Поборов болезнь, отец встал с постели. Болела тогда и моя мать, страдая затянувшимся нервным расстройством, связанным, как я понял позже, с ее возрастом.

Из Волоса мы привезли с собой дворняжку, бедного пса, прибившегося к нам в годы греко-турецкой войны. Сначала мы назвали его Лев, однако позже он получил кличку Троллоло. Это был на редкость добрый и умный пес, и сейчас, спустя столько лет, когда я с волнением вспоминаю о нем, сердце мое заполняет печаль. Его любили все, но больше всех я, поскольку уже тогда я был добрее и сознательнее других. Иной раз, во время тяжелой продолжительной болезни моего отца, Троллоло забирался на широкую террасу одного из фасадов нашего дома, куда вел длинный балкон. Там Троллоло, подняв голову к необъятному аттическому небу, усыпанному звездами, долго выл. Мою мать этот вой страшно тревожил, хотя он вовсе не предвещал смерти отца, а был лишь выражением сердечной скорби бедного Троллоло, который страдал, поскольку страдал его хозяин. В течение тяжелого периода болезни моих родителей наш дом был заполнен пиалами, бутылочками, коробочками со всякого рода лекарствами. В основном это были настойка валерианы и l’alcool de menthe de Ricqlès, французский продукт с торговой маркой на коробочке, с изображением двух ангелов с бутылочкой лекарства в руках, напоминающих ангелов в христианской иконографии, возносящих в рай тела святых.

В то же время я впервые посетил выставку живописи и остался от нее в восторге. Наиболее сильное впечатление произвела на меня картина, изображавшая эпизод греко-турецкой войны в Фессалии. На фоне сельского дома изображены были группа пехотинцев и несколько офицеров на лошадях, казалось, они ждут момента, чтобы вступить в бой. Само сражение разворачивалось в глубине: шеренга пехотинцев готовилась открыть огонь. Кто-то из солдат целился стоя, кто-то — опершись коленом о землю. Справа по широкой пыльной дороге галопом удалялась группа кавалеристов. На первом плане в дорожной пыли лежало тело убитого солдата. По поводу этой картины один критик, видимо, желавший проявить остроумие, но в результате лишь обнаруживший свой дурной вкус, имея в виду тело мертвого солдата, писал, что не понимает, зачем художник в свою батальную картину поместил натюрморт. Причем в статье слово «натюрморт» написано было по-французски: nature morte. Автором картины был Ройлос, позже он преподавал мне рисунок в Политехнической школе. Художник Ройлос специализировался на батальных сценах.
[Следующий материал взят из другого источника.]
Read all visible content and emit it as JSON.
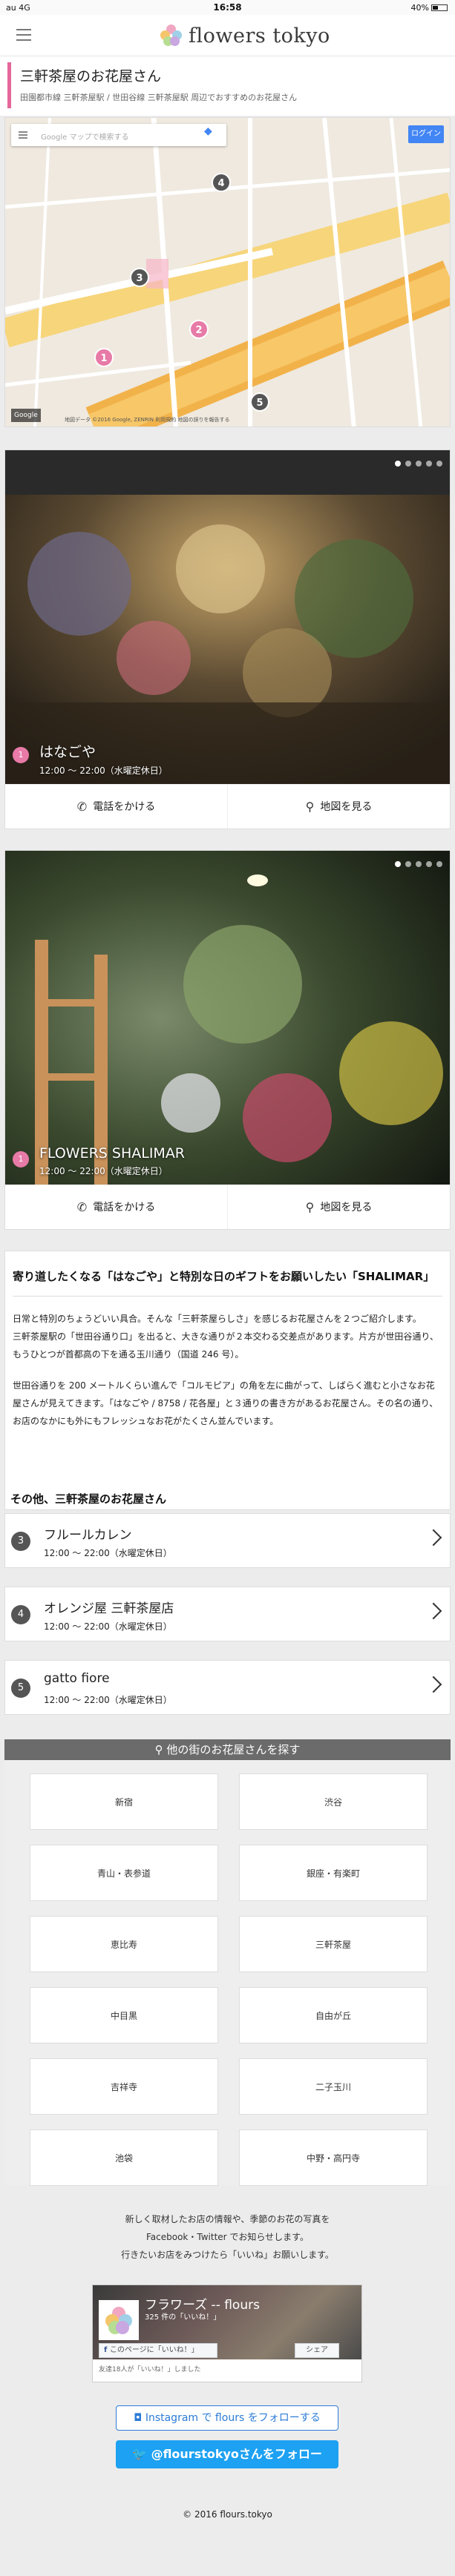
{
  "status_bar": {
    "carrier": "au 4G",
    "time": "16:58",
    "battery": "40%"
  },
  "header": {
    "logo_text": "flowers tokyo"
  },
  "page": {
    "title": "三軒茶屋のお花屋さん",
    "subtitle": "田園都市線 三軒茶屋駅 / 世田谷線 三軒茶屋駅 周辺でおすすめのお花屋さん"
  },
  "map": {
    "search_placeholder": "Google マップで検索する",
    "login_label": "ログイン",
    "brand": "Google",
    "footer": "地図データ ©2016 Google, ZENRIN  利用規約  地図の誤りを報告する",
    "markers": [
      "1",
      "2",
      "3",
      "4",
      "5"
    ]
  },
  "shops": [
    {
      "number": "1",
      "name": "はなごや",
      "hours": "12:00 〜 22:00（水曜定休日）",
      "call_label": "電話をかける",
      "map_label": "地図を見る"
    },
    {
      "number": "1",
      "name": "FLOWERS SHALIMAR",
      "hours": "12:00 〜 22:00（水曜定休日）",
      "call_label": "電話をかける",
      "map_label": "地図を見る"
    }
  ],
  "article": {
    "heading": "寄り道したくなる「はなごや」と特別な日のギフトをお願いしたい「SHALIMAR」",
    "p1": "日常と特別のちょうどいい具合。そんな「三軒茶屋らしさ」を感じるお花屋さんを２つご紹介します。",
    "p2": "三軒茶屋駅の「世田谷通り口」を出ると、大きな通りが２本交わる交差点があります。片方が世田谷通り、もうひとつが首都高の下を通る玉川通り（国道 246 号）。",
    "p3": "世田谷通りを 200 メートルくらい進んで「コルモピア」の角を左に曲がって、しばらく進むと小さなお花屋さんが見えてきます。「はなごや / 8758 / 花各屋」と３通りの書き方があるお花屋さん。その名の通り、お店のなかにも外にもフレッシュなお花がたくさん並んでいます。"
  },
  "others": {
    "label": "その他、三軒茶屋のお花屋さん",
    "items": [
      {
        "number": "3",
        "name": "フルールカレン",
        "hours": "12:00 〜 22:00（水曜定休日）"
      },
      {
        "number": "4",
        "name": "オレンジ屋 三軒茶屋店",
        "hours": "12:00 〜 22:00（水曜定休日）"
      },
      {
        "number": "5",
        "name": "gatto fiore",
        "hours": "12:00 〜 22:00（水曜定休日）"
      }
    ]
  },
  "towns": {
    "heading": "他の街のお花屋さんを探す",
    "items": [
      "新宿",
      "渋谷",
      "青山・表参道",
      "銀座・有楽町",
      "恵比寿",
      "三軒茶屋",
      "中目黒",
      "自由が丘",
      "吉祥寺",
      "二子玉川",
      "池袋",
      "中野・高円寺"
    ]
  },
  "footer": {
    "notice_1": "新しく取材したお店の情報や、季節のお花の写真を",
    "notice_2": "Facebook・Twitter でお知らせします。",
    "notice_3": "行きたいお店をみつけたら「いいね」お願いします。",
    "fb_name": "フラワーズ -- flours",
    "fb_likes": "325 件の「いいね！」",
    "fb_like_label": "このページに「いいね！」",
    "fb_share_label": "シェア",
    "fb_friends": "友達18人が「いいね！」しました",
    "instagram_label": "Instagram で flours をフォローする",
    "twitter_label": "@flourstokyoさんをフォロー",
    "copyright": "© 2016 flours.tokyo"
  },
  "colors": {
    "accent": "#e77aa7",
    "twitter": "#1da1f2",
    "instagram": "#2c7bd6"
  }
}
Он определенно был талантлив, прекрасно рисовал и обладал чувством композиции. Живи он в Париже, или Италии, или же в какой-либо другой, более европеизированной, чем Греция, стране, он мог бы приобрести широкую известность. Издатели публиковали бы обстоятельные монографии с репродукциями его работ, в Италии же критики и интеллектуалы непременно сравнили бы его с Паоло Уччелло. Был он ничем не хуже Фаттори, которого наши критики считают гением итальянского Отточенто, Ройлос был даже лучше Фаттори. Другого художника, сильно впечатлившего меня тогда, звали Раллис. Жил он в Париже, где известен был, кажется, в среде тех, кто часто посещал Salons. Раллис писал непривычно яркими и живыми красками, владел точным рисунком, сюжетами ему служили главным образом сцены из восточной жизни.
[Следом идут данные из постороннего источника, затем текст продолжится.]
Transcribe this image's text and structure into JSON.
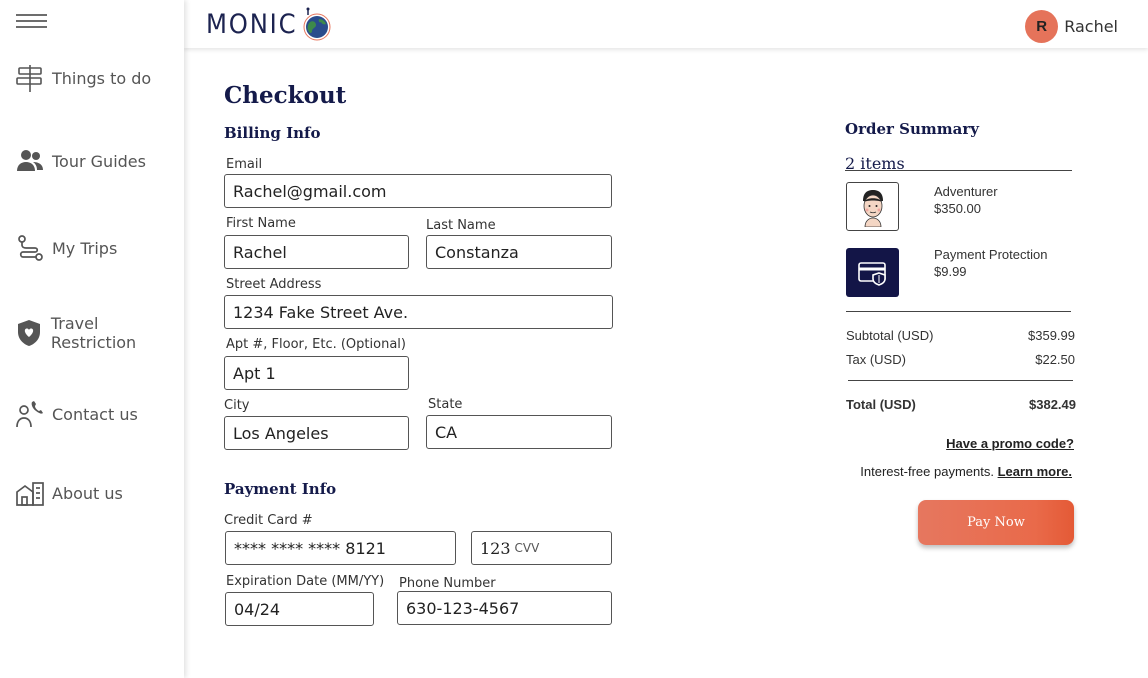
{
  "sidebar": {
    "items": [
      {
        "label": "Things to do",
        "icon": "signpost-icon"
      },
      {
        "label": "Tour Guides",
        "icon": "people-icon"
      },
      {
        "label": "My Trips",
        "icon": "route-icon"
      },
      {
        "label": "Travel Restriction",
        "icon": "shield-heart-icon"
      },
      {
        "label": "Contact us",
        "icon": "person-phone-icon"
      },
      {
        "label": "About us",
        "icon": "buildings-icon"
      }
    ]
  },
  "header": {
    "logo_text": "MONIC",
    "user_initial": "R",
    "user_name": "Rachel"
  },
  "checkout": {
    "title": "Checkout",
    "billing_title": "Billing Info",
    "email_label": "Email",
    "email_value": "Rachel@gmail.com",
    "first_name_label": "First Name",
    "first_name_value": "Rachel",
    "last_name_label": "Last Name",
    "last_name_value": "Constanza",
    "street_label": "Street Address",
    "street_value": "1234 Fake Street Ave.",
    "apt_label": "Apt #, Floor, Etc. (Optional)",
    "apt_value": "Apt 1",
    "city_label": "City",
    "city_value": "Los Angeles",
    "state_label": "State",
    "state_value": "CA",
    "payment_title": "Payment Info",
    "card_label": "Credit Card #",
    "card_value": "**** **** **** 8121",
    "cvv_value": "123",
    "cvv_suffix": "CVV",
    "exp_label": "Expiration Date (MM/YY)",
    "exp_value": "04/24",
    "phone_label": "Phone Number",
    "phone_value": "630-123-4567"
  },
  "summary": {
    "title": "Order Summary",
    "items_count": "2 items",
    "items": [
      {
        "name": "Adventurer",
        "price": "$350.00"
      },
      {
        "name": "Payment Protection",
        "price": "$9.99"
      }
    ],
    "subtotal_label": "Subtotal (USD)",
    "subtotal_value": "$359.99",
    "tax_label": "Tax (USD)",
    "tax_value": "$22.50",
    "total_label": "Total (USD)",
    "total_value": "$382.49",
    "promo_link": "Have a promo code?",
    "interest_text": "Interest-free payments.",
    "learn_more": "Learn more.",
    "pay_button": "Pay Now"
  },
  "colors": {
    "navy": "#141a4a",
    "accent": "#e96a4a",
    "avatar": "#e5735a"
  }
}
Я помню, тогда мне показалось, что увиденные мною картины превосходны, что они даже прекраснее тех работ старых мастеров, которые я знал по цветным и черно-белым репродукциям имеющихся в нашем доме книг по искусству. Эта старая живопись нравилась мне меньше — знаменитые полотна казались мне менее натуральными, менее понятными. Лишь со временем я научился понимать величие, красоту, таинство великой Живописи, получать то наслаждение, которое она приносит. Думаю, что большинство людей на протяжении всей своей жизни, живи они хоть сотню лет, воспринимают великую Живопись именно так, как воспринимал ее в ту пору я. Более того, если в результате полученного воспитания и образования они и научились относиться уважительно, с восхищением к работам великих мастеров прошлого, то проявляют они эти уважение и восхищение чисто механически, не испытывая при этом искренних чувств, не проявляя подлинного, глубокого понимания.